Ocean News

Stories from the blue: Nick Dulvy

21st January 2014

Save Our Seas Foundation is privileged to work with some of the most amazing marine researchers and conservationists on the planet. The work that they do to preserve marine life around the world is admirable and essential, but it is the people behind the work that are truly inspiring. We have asked them to write their stories. Over the coming months we will be publishing personal profiles for each of our project leaders and providing our audience with fascinating insight into where they work, what they do, and why they are so dedicated to it. Dr Nick Dulvy has just published a landmark paper about the global conservation status of every species of shark, ray and chimaera in the sea. Below is his story.

Who I am
I have often wondered what is hidden beneath the silvery veneer of the water’s surface. That film is so thin, yet what lies underneath is profoundly different from the air and land above that are so familiar to us.
I first marvelled at what lay beneath the surfaces of the myriad rivers and lakes of Ireland. An old fishing rod opened the door to a new world of red-eyed roach, surface-feeding shoals of rudd and shoals of bream. Little was I to know that this would lead to a Bachelor’s degree in zoology and physiology (fish studies) rather than biotechnology, and a chance to marvel at what lay beneath the coastal seas and oceans of the world.

The second turning point in my life began with learning to scuba dive at university. My first dive was under thin ice on a frigid day at Dost Hill Quarry in central England. After years of imagining what fish did underwater, I could now observe their lives at first hand.
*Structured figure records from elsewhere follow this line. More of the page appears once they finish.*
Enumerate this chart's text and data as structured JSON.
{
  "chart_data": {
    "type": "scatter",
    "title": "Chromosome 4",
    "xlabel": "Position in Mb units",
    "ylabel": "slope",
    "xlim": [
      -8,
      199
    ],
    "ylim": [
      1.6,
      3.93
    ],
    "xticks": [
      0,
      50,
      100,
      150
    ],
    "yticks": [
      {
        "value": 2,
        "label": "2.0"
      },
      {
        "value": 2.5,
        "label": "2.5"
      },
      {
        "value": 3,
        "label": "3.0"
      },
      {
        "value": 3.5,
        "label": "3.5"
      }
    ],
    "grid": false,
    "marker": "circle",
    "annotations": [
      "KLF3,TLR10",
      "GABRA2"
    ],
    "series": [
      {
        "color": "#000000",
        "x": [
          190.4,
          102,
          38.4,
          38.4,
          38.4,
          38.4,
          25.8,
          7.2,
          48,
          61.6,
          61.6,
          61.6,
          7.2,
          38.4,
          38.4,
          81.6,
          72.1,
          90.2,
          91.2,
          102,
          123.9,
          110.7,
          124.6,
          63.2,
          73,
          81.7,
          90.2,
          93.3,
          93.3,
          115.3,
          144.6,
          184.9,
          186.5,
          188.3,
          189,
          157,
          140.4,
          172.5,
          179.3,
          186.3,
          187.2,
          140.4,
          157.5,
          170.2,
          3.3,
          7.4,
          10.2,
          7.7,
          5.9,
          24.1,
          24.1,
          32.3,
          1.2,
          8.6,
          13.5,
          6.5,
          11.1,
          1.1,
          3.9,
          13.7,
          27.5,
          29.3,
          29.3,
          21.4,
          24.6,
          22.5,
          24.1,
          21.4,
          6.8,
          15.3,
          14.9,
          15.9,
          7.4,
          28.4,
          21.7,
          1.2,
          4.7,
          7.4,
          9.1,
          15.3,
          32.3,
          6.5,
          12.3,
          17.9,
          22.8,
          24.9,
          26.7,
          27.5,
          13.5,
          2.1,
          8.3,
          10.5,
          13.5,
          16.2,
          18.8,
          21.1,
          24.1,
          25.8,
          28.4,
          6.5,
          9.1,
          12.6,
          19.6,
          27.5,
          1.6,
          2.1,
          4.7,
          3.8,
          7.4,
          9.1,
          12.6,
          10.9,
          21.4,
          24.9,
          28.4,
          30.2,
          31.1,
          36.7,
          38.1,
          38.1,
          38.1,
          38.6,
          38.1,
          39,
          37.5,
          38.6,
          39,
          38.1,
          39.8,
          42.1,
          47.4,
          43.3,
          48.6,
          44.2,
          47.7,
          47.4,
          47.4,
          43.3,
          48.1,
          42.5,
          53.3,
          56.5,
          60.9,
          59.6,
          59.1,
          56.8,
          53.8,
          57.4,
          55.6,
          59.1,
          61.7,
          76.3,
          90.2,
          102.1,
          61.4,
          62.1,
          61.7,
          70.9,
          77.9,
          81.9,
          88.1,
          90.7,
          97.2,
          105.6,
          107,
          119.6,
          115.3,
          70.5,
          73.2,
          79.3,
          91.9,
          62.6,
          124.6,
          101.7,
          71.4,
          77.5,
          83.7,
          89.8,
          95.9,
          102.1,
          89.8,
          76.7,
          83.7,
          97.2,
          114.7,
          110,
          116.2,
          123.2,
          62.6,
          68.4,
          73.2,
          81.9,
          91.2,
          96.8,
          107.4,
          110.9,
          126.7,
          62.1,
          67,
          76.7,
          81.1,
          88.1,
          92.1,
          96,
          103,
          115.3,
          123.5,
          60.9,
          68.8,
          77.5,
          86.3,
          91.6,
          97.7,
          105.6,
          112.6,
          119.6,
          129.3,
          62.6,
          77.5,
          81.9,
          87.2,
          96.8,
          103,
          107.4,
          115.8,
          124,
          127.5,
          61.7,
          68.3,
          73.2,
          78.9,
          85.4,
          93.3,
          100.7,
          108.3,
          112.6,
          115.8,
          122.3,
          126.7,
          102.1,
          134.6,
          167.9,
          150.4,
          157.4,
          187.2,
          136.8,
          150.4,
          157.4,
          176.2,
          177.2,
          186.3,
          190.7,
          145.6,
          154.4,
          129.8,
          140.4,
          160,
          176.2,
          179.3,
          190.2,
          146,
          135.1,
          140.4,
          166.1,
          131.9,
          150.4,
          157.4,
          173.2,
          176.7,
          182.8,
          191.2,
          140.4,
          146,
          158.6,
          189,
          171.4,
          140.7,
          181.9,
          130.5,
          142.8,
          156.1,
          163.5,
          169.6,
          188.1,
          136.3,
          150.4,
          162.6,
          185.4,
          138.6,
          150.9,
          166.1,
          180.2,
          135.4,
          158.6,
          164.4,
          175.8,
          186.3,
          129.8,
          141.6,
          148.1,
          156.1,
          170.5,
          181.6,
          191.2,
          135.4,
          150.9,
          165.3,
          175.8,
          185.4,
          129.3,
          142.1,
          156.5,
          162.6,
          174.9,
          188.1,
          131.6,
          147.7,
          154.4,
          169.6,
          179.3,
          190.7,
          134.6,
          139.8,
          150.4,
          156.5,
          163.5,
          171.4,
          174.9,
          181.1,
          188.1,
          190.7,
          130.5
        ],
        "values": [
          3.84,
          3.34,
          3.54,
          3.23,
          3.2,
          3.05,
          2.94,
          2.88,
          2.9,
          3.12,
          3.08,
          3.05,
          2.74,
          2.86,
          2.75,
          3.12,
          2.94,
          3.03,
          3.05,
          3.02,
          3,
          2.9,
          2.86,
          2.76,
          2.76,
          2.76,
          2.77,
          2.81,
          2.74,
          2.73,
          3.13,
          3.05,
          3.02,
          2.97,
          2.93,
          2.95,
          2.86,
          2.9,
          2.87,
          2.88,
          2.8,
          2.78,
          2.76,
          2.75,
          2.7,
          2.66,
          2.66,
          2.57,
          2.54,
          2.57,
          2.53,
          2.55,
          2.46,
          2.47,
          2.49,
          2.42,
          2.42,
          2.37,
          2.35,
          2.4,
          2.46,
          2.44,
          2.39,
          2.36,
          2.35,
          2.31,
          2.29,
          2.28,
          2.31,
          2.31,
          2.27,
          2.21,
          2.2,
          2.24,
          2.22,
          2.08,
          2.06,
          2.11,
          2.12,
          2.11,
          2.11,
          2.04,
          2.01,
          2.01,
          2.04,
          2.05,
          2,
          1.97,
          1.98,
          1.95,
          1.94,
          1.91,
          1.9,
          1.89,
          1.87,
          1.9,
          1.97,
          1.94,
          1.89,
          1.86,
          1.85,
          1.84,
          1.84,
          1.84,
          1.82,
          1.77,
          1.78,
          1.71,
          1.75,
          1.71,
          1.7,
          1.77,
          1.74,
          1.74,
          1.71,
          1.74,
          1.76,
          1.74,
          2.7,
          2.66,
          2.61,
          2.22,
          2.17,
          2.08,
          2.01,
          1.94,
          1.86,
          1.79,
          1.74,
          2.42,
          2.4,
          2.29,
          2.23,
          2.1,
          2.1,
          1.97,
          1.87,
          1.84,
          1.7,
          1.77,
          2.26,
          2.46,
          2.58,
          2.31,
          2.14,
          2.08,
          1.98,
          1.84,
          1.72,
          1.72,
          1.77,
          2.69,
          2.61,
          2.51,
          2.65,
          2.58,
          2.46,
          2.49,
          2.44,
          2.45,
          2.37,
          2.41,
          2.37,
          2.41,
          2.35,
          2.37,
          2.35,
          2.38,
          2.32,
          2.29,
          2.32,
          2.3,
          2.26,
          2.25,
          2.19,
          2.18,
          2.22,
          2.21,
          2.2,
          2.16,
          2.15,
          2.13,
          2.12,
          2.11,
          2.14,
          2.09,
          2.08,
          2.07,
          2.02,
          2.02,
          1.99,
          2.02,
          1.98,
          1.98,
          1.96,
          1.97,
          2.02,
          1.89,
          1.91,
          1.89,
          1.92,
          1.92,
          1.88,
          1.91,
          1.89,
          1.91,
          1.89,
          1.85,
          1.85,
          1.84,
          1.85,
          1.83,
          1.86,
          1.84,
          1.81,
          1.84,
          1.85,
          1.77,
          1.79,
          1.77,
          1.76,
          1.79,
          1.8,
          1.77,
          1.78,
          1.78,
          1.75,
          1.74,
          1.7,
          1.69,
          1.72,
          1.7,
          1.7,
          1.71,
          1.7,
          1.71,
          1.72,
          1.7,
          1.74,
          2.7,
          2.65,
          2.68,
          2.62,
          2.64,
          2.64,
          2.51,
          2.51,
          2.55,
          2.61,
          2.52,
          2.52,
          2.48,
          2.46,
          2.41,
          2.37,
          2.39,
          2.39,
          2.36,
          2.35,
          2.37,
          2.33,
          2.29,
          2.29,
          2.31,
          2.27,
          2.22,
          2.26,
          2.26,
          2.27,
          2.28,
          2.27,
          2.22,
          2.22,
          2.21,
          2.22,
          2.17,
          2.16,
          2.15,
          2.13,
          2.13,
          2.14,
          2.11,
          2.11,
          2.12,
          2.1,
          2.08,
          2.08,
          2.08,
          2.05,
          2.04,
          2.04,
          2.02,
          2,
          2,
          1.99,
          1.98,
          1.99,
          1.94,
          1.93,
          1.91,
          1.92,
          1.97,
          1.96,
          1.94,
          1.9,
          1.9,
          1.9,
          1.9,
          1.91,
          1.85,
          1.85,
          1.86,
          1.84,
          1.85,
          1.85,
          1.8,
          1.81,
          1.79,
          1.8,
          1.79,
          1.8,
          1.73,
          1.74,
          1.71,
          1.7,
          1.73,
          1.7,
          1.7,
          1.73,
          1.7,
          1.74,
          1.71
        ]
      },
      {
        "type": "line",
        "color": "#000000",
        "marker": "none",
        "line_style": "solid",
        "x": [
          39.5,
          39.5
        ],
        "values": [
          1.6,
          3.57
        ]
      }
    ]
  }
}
Diving led me to an expedition to mysterious Mafia Island in Tanzania, the playground of the poet Milton and the writer Hemingway. I discovered that you did not need complex electronic equipment and the application of a sophisticated series of colourless reagents to reveal the secrets of life. The laboratory skills of cell biology and physiology were so hard-won that, having learnt them, academics were reluctant to leave them behind. The questions they asked were always constrained by the methods they knew.

I learned two important lessons in Tanzania. Ecology is low tech. You don’t need a lab full of equipment and a catalogue of chemicals. You need only two things: a measuring thing and some way of identifying the creatures you measure. The measuring thing was often a fish board of a square-metre quadrate made out of the straightest mangrove wood. I became very familiar with Jassunt’s Guide to the Seaweeds of Tanzania the FAO fisheries catalogue. It does help, however, if you have a yacht and a dive compressor.

I also learned at first hand how the ecology of a place is inseparable from the people who live there. Flicking through the pages of that FAO fisheries catalogue with any villager would open the door to their lore and knowledge of the behaviour and ecology of the fishes they caught and observed.

I noted too that conservation and management would be meaningless without recognising the many ways in which villagers relied upon the sea for food and shelter. The low, dry desert islands of Mafia had great stands of mangrove but little with which to build a dwelling. The villagers resorted to filling fishing boats with massive corals that they would leave to die and dry on the shore. Weeks later they would burn the corals on mangrove pyres 20 feet in diameter and the height of a person. These kilns would burn for days, slowly yielding a brilliant white limestone that would be used to bind corals into a mangrove lattice wall and to skim coral floors. The villagers knew that they were converting fish homes into human houses, but what could they do?

In the two decades since leaving Tanzania, it is hard to believe that I could once teach marine biology in Swahili. But the lessons I learned in ecology and the importance of involving the human inhabitants of coastal ecosystems in conservation management have never left me.

Where I work
Now far from tropical seas, I revel in the wilds of the rugged, conifer-rimmed and salmon-soaked Pacific Northwest. My field work now involves e-mail and Skype, which enable me to travel daily to faraway places, many times over, and hear stories of the wonders of sharks and rays. We plot our next moves in the chess game of marine conservation. Through the Shark Specialist Group I learned how bringing people together is a powerful way to gather and share scientific knowledge. I learned too that people rather than scientific papers conserve species and manage fisheries.

Every day I wonder what lies beneath the sparkling, glittering surface of our seas. I still seek to find out what is underneath and what has changed.

What I do
Tomorrow we will publish a summary of two decades of work by the IUCN Shark Specialist Group. This work involved 300 experts from 66 countries, brought together in 17 workshops all over the world. It is one of the first systematic studies of the conservation status of a lineage of exploited fishes – not just any fishes, but the sharks, rays and chimaeras of the chondrichthyans. These are one of the two major lineages of fishes. They were among the first backboned animals and they embody the blueprints for the jaws, brains, placentas and immune systems that characterise much of vertebrate life. We estimate that one-quarter of chondrichthyans are threatened with a high risk of extinction.

The study warns that what lies beneath has been greatly diminished. It shows that if we keep going as we are, then there is a real risk that sharks and rays will be as krakens and sea monsters to our grandchildren. Declines can be, and have been, arrested – sharks and rays can be saved. We know what to do, and this is laid out in the paper and the reports of the Shark Specialist Group at great length. All we have to do is to choose to save them!